Welcome back to Eater News, a semi-regular round-up of mini news bites. Have info to share? Email intel to firstname.lastname@example.org.
Kent residents fight to save Dick’s Drive-In
On Thursday, a crucial decision may affect burger lovers in Kent. Sound Transit’s board is about to vote on where to build a light-rail maintenance base for the area — and Dick’s Drive-In may be razed to make room. The location of the hugely popular fast food burger chain — the only one south of Seattle — just opened in December, but residents are already attached. Thousands of people spoke up in support of Dick’s since Sound Transit announced the list of proposed demolition sites, and it seems like the power of the people may work. One board member in neighboring Des Moines is proposing an amendment to save Dick’s from the wrecking ball. The Kent light-rail station is planned for 2024, with the base constructed two years after that.

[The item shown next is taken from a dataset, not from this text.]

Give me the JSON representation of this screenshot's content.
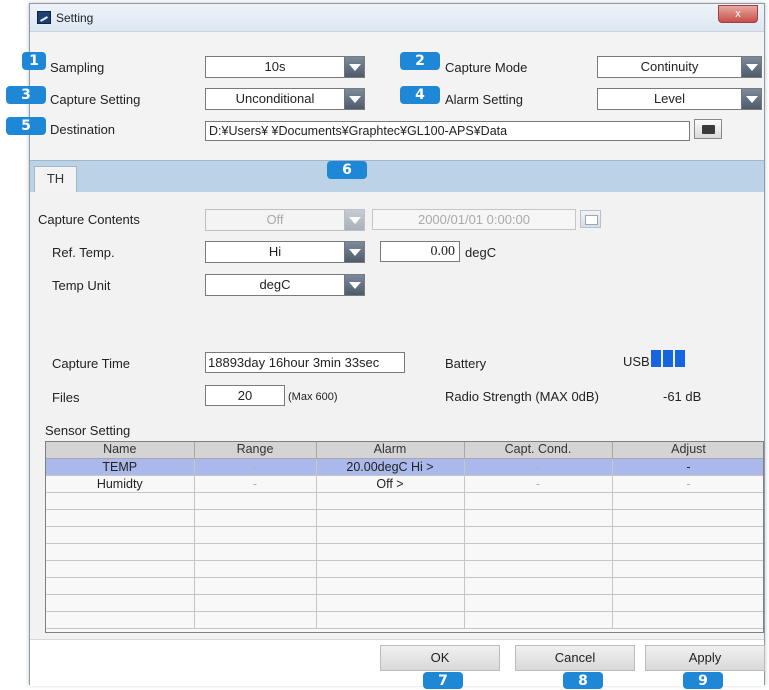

UPDATE: May 10, 2019, 12:50pm: On Thursday night, the Sound Transit board voted unanimously to take Dick’s Drive-in off the list of potential demolition spots, but the final confirmation vote won’t take place until May 23.
Super rare steak comes to Bellevue
Meat nerds may want to check out what’s happening at the critically-acclaimed John Howie Steak in Bellevue this week. For a limited time, Chef Mark Hipkiss is serving up 6-8 oz portions of an extraordinary steak: the Takamori Wagyu (also known as “drunken” wagyu, so nicknamed because the cattle it comes from are fed sake mash from the Dassai-Ashi brewery). The special feeding program results in an especially tender cut, with a rich flavor and subtle sweetness. At $175-200 per portion, it’s not exactly easy on the wallet by any stretch, but carnivores who can’t resist a rare, luxury experience should jump on the opportunity soon, since the Takamori Wagyu has been served in only a handful of other restaurants in the U.S. and the John Howie supply won’t last long.
Seattle gets a barrel-aged lager that’s not too boozy
Just in time for Seattle Beer Week, there’s a new brew in town. Western Standard — a bourbon barrel-aged lager made from acclaimed whiskey distillers High West — has arrived in the area. The beer has already been given some kudos after launching last year, and is available in five other states (including neighboring Oregon and Idaho). Western Standard was inspired by pre-prohibition German lagers that were often delivered in oak barrels, and though most barrel-aged beers tend to be on the boozy side, Western Standard is relatively light at a 5.2% ABV. Customers can find the beer at The Whisky Bar in Belltown, Star Brass Works Lounge in Georgetown, and a few retailers around the city, such as WinCo Foods.